All analyses were performed using Stata (StataCorp LLC, 4905 Lakeway Drive, CollegeStation, TX 322, USA), version 17.0. A two-sided p-value < 0.05 was considered statistically significant.

3. Results

Between December 2021 and January 2022, 200 patients with SUDs attending the outpatient center of Villa Maraini foundation were surveyed. They were mainly males (84.5%) and were aged 43.9 ± 10.6 years on average (Table 1). Most respondents were Italian (72.0%). Half of the sample had an academic level of at least a high school degree (50.0%) and were of normal weight (51.2%), whereas a slightly greater proportion (62.0%) reported being unemployed or having casual or occasional work. Regarding housing, 115 participants (57.5%) reported sharing an apartment with other people; 59 patients (29.5%) lived alone, and 26 subjects (13.0%) had unstable accommodation arrangements. In a univariable analysis of the data, no meaningful difference was found between adherent and non-adherent patients for most variables, with two exceptions only: compared to people of other nationalities, a higher proportion of Italian participants were adherent to COVID-19 vaccination recommendations (86.8% vs. 62.5%, p < 0.001); similarly, compared to the other weight classes, obese participants had a higher rate of vaccination compliance (p = 0.002).
By contrast, comparing only those who had receive one dose of SARS-CoV-2 vaccine (i.e., incomplete vaccination schedule) to the entire sample, we did not detect any difference [Table S3].
Considering the pathological and toxicological history (Table 2), a minority of patients (7.5%) reported a previously known COVID-19 infection, while more than half of our sample reported having had influenza-like symptoms (55.5%) during the pandemic (Table 2). We also found that the majority of our patients had used heroin (60.5%) in the previous two years, around half of them had used cocaine (51.5%), 39.0% had used cannabis, and 78 participants (43.1%) had used substances together with other people. A large proportion of our population was still in therapy with methadone (87.4%) and were smokers (94.5%) at the time of the survey; approximately one in every two participants (54.0%) reported having at least one comorbidity, with the most represented one being a psychiatric/neurological disorder [Table S4]. As for their vaccination status, most of our patients (N = 160, 80.0%) reported having received at least one dose of COVID-19 vaccine. The most common vaccines administered were Pfizer-BioNTech, with 58 vaccinated individuals, and Moderna, with 49 individuals (36.9% and 31.2%, respectively). A total of 103 patients had already completed the primary cycle, and 38 participants (24.2%) reported having received a booster dose. Among unvaccinated individuals, the most frequent reasons given for not being vaccinated were considering it unnecessary and being afraid of the side effects (27.5% and 25.0%, respectively), followed by having had bureaucratic problems accessing vaccination centers, and lack of trust in the authorities (17.5% each).
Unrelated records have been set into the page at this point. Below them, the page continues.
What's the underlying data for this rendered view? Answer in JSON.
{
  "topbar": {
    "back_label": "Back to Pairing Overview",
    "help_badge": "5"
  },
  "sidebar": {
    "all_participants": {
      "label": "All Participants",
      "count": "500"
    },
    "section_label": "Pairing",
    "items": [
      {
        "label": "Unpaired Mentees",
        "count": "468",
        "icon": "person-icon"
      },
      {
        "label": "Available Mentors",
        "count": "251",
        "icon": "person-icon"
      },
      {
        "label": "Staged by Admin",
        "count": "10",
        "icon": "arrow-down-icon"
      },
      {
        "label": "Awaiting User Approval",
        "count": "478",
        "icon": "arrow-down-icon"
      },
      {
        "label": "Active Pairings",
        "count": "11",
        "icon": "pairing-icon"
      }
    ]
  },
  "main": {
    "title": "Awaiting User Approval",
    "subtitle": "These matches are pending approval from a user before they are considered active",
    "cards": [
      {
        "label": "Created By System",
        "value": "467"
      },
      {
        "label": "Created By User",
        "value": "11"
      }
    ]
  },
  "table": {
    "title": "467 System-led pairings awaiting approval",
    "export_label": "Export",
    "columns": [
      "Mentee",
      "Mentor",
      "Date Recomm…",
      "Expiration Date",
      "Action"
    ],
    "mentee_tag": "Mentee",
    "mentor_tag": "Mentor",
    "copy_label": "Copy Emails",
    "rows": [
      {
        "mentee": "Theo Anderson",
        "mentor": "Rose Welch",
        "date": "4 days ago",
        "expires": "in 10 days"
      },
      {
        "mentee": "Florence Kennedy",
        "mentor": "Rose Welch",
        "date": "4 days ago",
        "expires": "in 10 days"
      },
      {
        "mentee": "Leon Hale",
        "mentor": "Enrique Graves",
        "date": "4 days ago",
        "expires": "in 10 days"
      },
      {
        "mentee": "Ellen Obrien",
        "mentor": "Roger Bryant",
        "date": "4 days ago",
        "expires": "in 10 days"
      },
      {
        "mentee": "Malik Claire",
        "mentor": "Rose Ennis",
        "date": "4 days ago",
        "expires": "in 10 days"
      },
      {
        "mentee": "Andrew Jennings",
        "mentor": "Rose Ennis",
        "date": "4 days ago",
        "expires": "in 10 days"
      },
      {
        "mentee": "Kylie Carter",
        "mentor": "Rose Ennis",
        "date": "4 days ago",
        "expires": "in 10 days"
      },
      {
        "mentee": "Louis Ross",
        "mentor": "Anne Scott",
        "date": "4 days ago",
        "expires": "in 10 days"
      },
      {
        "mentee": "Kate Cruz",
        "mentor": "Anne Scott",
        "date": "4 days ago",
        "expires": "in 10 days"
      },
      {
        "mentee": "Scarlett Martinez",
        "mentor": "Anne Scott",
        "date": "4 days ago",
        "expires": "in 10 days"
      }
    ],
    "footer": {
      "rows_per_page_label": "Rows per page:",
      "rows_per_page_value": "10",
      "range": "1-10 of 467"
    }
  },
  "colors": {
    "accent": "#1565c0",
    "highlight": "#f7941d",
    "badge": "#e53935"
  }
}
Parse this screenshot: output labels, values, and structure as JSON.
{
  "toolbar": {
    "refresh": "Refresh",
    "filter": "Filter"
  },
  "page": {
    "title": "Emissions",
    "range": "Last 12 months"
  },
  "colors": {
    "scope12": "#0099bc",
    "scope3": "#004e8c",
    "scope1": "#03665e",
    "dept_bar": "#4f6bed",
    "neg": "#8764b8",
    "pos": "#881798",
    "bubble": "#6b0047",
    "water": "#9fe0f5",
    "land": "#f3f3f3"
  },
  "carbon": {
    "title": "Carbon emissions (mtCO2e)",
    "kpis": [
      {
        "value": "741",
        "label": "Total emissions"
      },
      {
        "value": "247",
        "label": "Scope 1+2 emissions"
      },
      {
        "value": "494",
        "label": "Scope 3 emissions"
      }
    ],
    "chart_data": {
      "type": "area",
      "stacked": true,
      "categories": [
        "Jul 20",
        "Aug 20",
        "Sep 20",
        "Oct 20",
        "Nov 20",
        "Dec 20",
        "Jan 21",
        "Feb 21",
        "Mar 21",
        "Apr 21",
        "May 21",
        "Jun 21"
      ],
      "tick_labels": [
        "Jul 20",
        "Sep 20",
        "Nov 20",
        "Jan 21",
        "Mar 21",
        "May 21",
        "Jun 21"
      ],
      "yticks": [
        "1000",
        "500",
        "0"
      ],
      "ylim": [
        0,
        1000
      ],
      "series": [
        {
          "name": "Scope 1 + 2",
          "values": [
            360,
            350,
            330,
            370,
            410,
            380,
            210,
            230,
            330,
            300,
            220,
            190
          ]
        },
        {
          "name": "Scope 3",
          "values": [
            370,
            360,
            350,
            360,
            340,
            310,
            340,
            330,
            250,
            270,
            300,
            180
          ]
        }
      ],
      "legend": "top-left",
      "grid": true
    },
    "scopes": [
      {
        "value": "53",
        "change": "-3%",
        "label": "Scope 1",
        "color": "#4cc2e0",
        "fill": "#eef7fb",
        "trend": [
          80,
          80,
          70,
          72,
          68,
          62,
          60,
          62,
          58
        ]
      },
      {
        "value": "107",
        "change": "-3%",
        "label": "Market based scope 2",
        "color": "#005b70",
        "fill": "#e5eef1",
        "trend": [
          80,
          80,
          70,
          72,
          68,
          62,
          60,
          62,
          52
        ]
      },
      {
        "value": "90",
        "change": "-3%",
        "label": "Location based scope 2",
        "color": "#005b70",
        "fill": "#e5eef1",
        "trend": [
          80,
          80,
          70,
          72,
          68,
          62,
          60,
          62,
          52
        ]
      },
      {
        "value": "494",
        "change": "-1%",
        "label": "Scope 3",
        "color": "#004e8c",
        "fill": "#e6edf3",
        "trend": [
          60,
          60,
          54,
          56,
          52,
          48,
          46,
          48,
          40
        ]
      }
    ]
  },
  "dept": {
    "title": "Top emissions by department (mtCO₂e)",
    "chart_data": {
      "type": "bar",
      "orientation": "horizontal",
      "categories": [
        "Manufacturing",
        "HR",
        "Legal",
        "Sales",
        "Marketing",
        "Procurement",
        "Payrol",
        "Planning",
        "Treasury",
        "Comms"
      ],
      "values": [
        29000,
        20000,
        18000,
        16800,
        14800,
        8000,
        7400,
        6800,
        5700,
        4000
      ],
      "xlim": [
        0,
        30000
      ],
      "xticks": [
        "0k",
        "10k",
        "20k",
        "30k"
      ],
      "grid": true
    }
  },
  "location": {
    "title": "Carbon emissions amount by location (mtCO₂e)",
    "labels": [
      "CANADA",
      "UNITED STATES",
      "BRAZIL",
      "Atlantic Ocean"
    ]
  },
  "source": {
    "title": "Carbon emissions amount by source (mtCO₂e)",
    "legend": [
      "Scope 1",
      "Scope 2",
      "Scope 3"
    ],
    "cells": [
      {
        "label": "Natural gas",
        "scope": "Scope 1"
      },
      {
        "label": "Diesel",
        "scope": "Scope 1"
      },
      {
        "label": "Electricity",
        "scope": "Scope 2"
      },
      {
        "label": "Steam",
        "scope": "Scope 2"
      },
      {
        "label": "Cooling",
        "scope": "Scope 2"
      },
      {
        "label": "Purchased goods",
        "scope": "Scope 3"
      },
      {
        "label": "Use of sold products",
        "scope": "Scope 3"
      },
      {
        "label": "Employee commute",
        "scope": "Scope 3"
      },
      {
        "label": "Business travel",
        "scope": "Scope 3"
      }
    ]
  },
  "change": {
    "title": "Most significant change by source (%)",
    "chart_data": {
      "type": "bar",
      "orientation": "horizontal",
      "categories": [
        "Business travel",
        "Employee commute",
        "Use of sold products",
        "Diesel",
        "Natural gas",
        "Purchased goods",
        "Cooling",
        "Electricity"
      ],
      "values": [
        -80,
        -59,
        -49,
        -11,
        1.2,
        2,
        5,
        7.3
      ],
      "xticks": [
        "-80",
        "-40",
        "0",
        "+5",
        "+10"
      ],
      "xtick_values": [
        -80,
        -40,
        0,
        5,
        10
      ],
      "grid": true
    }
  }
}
In the univariable analysis, heroin users had lower rates of vaccination adherence (72.7% vs. 91.1%, p = 0.001), as did those still in therapy with methadone (77.6% vs. 96.0%, p = 0.032). No other meaningful difference was found.
Regarding preventive measures for COVID-19 (Table 3), more than half the sample used community masks only (57.0%), while use of a filtering facepiece (FFP) FFP2 or FFP3 was next most frequent (27.5%) (Table 3). As for self-reported compliance, the use of a mask indoors and frequency of hand washing scored the highest (average 7.5 out of 10 for both). In contrast, the use of a mask outdoors returned the lowest score (average 4.4), whereas maintenance of physical distancing scored an average or 6.4. As for COVID-19 risk perception, our patients reported the highest concern for infection of their loved ones (average 6.9), followed by concern for other people (average 5.8) and themselves (average 4.3). Comparing vaccinated and unvaccinated patients, the only meaningful difference was found in the type of mask used, with the highest proportion of patients vaccinated with at least one dose being in the FFP2 or FFP3 mask group (90.9%).
In the multivariable analysis (Table 4), being of other nationalities showed a negative association with adherence to vaccination recommendations (aOR: 0.36, 95% CI: 0.13–0.97) (Table 4). Similarly, having a comorbidity and having used heroin during the pandemic was associated with a reduction in vaccine uptake (aOR: 0.35, 95% CI: 0.13–0.95 and aOR: 0.24, 95% CI: 0.08–0.71, respectively). No difference was found in relation to cocaine use, demographic characteristics (such as sex, age, work status, accommodation status, and educational level), previous COVID-19 infection, being in therapy with methadone, or any other behavioral variable.

4. Discussion

In this survey, we investigated adherence to COVID-19 vaccination recommendations in a specific subgroup of people, i.e., a sample of patients with SUDs attending an outpatient drug treatment center in Rome, Italy, and we found that between December 2021 and January 2022, 80% of the participants had received at least one dose of vaccine. Despite this value being slightly lower than the 85% officially reported by the National Institute of Health in the same period for the general Italian population in the age range 40–59 years [22,23], an age category comparable with that of our sample, it was higher than that found in Australia [24] and Mexico [25] among people who injected drugs (41% and 39%, respectively). Hence, these data suggest that the vaccination policies adopted by the Italian government, such as the implementation of mandatory vaccinations for specific subgroups of workers or people aged 50 or above, together with the introduction of a green pass for everyone who wanted to enter public locations, may have contributed to the relatively high degree of vaccine uptake in the SUD subgroup, directly or indirectly [26]. It is worth mentioning the different times at which the surveys were conducted, with our study enrolling participants one year after the COVID-19 vaccine became available, i.e., from two to four months after the Australian and Mexican investigations; however, it is unlikely that the discrepancy between studies is attributable to this factor alone. However, we found that an appreciable number of Italian patients with SUDs still considered the vaccination to be unnecessary, had concerns about side effects, or claimed bureaucratic issues as obstacles in getting vaccinated. Therefore, since these patients may be at high risk of severe outcomes following COVID-19 infection [27], tailored efforts should be made to reach this population subgroup, such as offering the opportunity to be vaccinated while receiving care at the outpatient center, a scenario that has already occurred in Spain [15], where providing brief medical advice to people with opioid disorders and referring them to vaccination clinic sites made it possible for approximately 70% of these people to be fully vaccinated.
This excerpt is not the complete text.